I’m furious with French politicians who say they are proud of French design, when we designers don’t have any status

‘A designer needs to be patient and tenacious, like a tick. This is important, because you are the one who is fighting – either with or against a company. Your aim is not always the same as theirs, and you have to show them that what you want can also be of interest to them.’

‘I think women can be just as misogynistic as men. I’ve been invited to take part in stories about women designers, whereas there is never a story devoted exclusively to men designers – it’s just not logical. If you are a designer and a woman, you are regarded as a woman designer and not just a designer.’

‘I don’t have big expectations. I don’t want to have a big studio. I’m not able to do a lot of projects every year. I like doing things the way I do them now.
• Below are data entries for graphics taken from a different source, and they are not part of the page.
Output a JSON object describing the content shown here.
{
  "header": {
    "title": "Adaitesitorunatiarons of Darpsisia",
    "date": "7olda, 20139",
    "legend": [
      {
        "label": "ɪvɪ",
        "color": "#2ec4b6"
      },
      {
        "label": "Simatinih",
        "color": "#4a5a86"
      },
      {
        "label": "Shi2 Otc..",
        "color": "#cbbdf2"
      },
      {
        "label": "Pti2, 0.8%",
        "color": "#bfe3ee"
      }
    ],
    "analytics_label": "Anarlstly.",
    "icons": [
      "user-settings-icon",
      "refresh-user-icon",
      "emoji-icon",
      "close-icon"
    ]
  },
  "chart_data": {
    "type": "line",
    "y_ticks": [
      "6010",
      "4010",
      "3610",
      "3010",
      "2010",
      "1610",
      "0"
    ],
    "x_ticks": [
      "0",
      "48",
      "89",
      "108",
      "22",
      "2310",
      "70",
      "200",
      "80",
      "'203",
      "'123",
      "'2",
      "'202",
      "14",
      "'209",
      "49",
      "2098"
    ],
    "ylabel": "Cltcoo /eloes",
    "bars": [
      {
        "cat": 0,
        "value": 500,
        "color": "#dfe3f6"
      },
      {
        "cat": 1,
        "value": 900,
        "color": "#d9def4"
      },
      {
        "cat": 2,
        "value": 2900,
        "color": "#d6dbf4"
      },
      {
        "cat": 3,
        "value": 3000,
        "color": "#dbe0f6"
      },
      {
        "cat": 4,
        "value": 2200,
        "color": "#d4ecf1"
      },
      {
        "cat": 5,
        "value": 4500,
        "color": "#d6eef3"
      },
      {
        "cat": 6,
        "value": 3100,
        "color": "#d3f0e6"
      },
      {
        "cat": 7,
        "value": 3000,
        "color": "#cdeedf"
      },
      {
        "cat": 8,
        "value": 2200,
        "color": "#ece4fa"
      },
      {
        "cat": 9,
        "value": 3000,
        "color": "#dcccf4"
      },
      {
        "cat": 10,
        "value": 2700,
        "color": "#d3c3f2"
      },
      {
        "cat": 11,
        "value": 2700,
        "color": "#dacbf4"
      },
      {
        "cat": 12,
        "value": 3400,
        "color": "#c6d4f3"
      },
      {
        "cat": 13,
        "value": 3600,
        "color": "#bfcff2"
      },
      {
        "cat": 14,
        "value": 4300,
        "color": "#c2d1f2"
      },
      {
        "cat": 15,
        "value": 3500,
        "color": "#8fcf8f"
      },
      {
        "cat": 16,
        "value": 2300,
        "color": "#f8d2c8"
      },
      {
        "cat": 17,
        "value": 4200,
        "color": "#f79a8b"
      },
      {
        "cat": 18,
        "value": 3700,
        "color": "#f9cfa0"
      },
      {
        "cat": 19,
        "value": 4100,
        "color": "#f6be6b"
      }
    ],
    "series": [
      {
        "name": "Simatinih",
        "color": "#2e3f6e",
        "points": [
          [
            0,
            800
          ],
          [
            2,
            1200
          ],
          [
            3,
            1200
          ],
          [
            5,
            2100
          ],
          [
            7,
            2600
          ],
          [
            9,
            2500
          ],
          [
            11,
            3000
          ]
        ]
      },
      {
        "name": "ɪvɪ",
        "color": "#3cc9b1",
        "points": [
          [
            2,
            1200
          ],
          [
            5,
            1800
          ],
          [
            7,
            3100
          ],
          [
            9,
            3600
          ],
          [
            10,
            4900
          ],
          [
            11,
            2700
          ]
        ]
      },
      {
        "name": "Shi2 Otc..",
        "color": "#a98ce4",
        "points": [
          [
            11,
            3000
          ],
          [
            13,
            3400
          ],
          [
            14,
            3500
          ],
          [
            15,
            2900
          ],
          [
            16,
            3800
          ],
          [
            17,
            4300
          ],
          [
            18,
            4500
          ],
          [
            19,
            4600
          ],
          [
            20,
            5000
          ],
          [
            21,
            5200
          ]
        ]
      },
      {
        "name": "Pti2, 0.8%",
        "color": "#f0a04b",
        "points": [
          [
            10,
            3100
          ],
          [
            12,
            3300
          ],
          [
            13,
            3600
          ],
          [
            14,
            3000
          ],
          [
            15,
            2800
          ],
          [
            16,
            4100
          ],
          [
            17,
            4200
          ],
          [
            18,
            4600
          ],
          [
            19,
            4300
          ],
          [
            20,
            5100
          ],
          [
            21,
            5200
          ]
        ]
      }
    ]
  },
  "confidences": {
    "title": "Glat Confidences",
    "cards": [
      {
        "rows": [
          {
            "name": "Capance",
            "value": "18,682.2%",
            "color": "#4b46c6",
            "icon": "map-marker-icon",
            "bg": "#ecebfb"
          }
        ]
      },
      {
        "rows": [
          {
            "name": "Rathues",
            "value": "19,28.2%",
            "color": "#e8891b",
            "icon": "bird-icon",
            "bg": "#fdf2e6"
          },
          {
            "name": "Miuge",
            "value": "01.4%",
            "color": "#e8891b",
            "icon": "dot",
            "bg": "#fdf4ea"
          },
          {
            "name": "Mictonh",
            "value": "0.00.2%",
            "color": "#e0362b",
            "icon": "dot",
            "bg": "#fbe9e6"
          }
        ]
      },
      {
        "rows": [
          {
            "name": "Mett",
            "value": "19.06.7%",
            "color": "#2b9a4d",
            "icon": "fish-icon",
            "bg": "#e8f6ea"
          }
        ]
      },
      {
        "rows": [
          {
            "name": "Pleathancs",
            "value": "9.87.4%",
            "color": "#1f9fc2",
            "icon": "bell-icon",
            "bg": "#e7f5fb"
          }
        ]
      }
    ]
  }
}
I would like to work with companies like Leroy Merlin or Carrefour, but the people that run those types of companies are not used to working with designers.’

‘Journalists are surprised to hear that I would like to design tools. They think that tools aren’t “glamorous”, a comment I find completely ridiculous. What’s glamorous about designing a sofa? If my designs are sold in the basement of the BHV department store – that’s what I call glamour.’